Based on the level of activity, delirium can be classified as hypoactive, hyperactive, or mixed, where their activity fluctuates. The client’s emotional state can also range from being agitated, angry, and aggressive to drowsy, withdrawn, and depressed.
Their speech may not make sense; they could experience hallucinations, which means they see, hear, or even smell things that are not actually real but are very real to them; or they could experience delusions, where they believe things that are not true.
Now, clients with delirium can be more prone to complications. When clients are feeling disoriented, agitated, and confused, they can easily stumble and fall. These falls can lead to painful consequences including bone fractures, and head injuries, as well as bruises and bleeds.
In general, clients with delirium often end up having prolonged hospitalizations, more medical complications of the underlying conditions, and ultimately higher mortality rates.

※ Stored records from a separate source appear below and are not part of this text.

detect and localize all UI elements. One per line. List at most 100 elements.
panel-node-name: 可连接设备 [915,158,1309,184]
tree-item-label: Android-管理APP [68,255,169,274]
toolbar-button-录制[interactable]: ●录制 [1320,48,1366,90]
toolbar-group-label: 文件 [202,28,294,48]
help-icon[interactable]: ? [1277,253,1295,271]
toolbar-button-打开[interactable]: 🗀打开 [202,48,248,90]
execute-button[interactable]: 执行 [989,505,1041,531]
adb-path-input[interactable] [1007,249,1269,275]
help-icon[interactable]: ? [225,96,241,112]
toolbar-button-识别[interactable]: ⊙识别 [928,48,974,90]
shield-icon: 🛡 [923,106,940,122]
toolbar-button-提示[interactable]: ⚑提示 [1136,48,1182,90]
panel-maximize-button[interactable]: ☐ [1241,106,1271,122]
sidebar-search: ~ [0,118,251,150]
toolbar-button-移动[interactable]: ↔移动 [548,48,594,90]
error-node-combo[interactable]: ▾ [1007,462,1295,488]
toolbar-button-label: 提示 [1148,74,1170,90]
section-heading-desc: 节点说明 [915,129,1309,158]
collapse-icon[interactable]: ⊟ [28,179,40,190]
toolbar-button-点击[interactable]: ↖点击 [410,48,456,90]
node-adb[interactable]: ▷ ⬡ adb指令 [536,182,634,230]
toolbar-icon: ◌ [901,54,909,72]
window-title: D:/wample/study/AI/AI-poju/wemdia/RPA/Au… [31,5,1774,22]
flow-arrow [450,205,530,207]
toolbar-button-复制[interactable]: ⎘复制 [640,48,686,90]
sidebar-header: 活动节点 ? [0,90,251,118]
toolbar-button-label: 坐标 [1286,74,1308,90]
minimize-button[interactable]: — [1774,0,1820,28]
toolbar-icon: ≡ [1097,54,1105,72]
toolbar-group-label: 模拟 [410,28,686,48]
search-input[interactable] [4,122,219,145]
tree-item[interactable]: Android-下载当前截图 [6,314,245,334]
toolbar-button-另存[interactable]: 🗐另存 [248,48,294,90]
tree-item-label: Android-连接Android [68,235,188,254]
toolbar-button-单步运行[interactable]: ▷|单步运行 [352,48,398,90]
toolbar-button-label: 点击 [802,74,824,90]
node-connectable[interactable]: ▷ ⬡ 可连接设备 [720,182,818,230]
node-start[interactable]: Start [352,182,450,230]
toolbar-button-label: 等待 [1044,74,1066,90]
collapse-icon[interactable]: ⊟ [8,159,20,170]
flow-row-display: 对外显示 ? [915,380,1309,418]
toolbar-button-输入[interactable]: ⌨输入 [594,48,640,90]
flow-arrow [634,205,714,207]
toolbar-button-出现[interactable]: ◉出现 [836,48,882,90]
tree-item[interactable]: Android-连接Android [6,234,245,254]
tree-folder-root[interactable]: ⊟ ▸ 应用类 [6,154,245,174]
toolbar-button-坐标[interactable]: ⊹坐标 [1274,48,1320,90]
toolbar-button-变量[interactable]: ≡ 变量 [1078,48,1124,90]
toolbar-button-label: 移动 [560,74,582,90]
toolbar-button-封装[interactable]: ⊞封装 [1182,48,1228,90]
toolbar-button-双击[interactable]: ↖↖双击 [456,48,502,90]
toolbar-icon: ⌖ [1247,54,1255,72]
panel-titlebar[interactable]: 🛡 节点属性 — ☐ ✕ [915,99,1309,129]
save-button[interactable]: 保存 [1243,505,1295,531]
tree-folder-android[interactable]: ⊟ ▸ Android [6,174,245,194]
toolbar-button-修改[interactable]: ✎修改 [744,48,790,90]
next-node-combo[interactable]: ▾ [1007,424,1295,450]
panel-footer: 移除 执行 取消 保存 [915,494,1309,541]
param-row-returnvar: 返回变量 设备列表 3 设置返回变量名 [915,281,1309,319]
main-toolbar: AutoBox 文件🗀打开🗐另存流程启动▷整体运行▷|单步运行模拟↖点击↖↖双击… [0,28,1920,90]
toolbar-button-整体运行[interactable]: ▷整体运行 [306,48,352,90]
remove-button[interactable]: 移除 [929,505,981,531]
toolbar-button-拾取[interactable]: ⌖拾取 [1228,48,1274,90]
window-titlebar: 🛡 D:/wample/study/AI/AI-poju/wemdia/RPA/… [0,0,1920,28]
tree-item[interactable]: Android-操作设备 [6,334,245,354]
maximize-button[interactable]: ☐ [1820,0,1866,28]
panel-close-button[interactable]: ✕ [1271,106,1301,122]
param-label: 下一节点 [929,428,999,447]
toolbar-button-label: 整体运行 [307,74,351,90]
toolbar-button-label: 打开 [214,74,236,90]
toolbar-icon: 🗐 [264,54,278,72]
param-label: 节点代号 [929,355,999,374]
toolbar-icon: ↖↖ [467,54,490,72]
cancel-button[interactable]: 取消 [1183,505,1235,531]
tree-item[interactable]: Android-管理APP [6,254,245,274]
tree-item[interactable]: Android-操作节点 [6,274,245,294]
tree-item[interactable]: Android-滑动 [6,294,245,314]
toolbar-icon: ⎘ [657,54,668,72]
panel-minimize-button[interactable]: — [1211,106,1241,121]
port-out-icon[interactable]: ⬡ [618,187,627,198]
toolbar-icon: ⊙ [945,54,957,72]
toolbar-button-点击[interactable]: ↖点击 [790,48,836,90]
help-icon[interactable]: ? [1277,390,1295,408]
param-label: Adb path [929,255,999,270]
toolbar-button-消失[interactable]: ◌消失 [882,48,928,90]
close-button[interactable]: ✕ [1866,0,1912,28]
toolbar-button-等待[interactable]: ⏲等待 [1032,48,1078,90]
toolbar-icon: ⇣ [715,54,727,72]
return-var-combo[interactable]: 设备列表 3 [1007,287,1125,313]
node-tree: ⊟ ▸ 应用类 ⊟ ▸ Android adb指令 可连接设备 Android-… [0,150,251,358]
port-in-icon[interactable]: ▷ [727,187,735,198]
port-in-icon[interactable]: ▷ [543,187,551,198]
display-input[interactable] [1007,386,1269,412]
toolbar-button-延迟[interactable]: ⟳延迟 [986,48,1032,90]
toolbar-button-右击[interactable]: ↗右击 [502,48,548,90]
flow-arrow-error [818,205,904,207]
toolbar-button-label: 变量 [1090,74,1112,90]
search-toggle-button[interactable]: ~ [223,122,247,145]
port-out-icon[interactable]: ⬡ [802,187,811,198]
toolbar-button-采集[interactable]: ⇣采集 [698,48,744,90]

Alright, now the diagnosis of delirium is typically based on the client’s history and physical assessment. Most of the time, a close family member, a friend, or a healthcare provider notices the client’s sudden change in behavior and cognition.
To confirm the diagnosis, dementia and sundown syndrome must be excluded. So, in contrast to delirium, dementia has a gradual onset, lasts months to years, and progressively worsens over time.
Sundown syndrome occurs in clients with dementia in which symptoms of confusion or loss of orientation intensify when the sun goes down, meaning in the afternoon or evening.
In addition, certain screening tools like Confusion Assessment Method for the ICU, or CAM-ICU, as well as the Intensive Care Delirium Screening Checklist, or ICDSC can be used to assess the client.
Now, after the diagnosis of delirium is confirmed, the specific cause can be identified based on lab tests and appropriate imaging tests, including X-rays and scans.
Moving on to treatment, delirium is a medical emergency that must be recognized and treated promptly. The good news though is that delirium is often reversible when the underlying condition is resolved. In addition, low doses of antipsychotic medications like haloperidol can be administered as needed.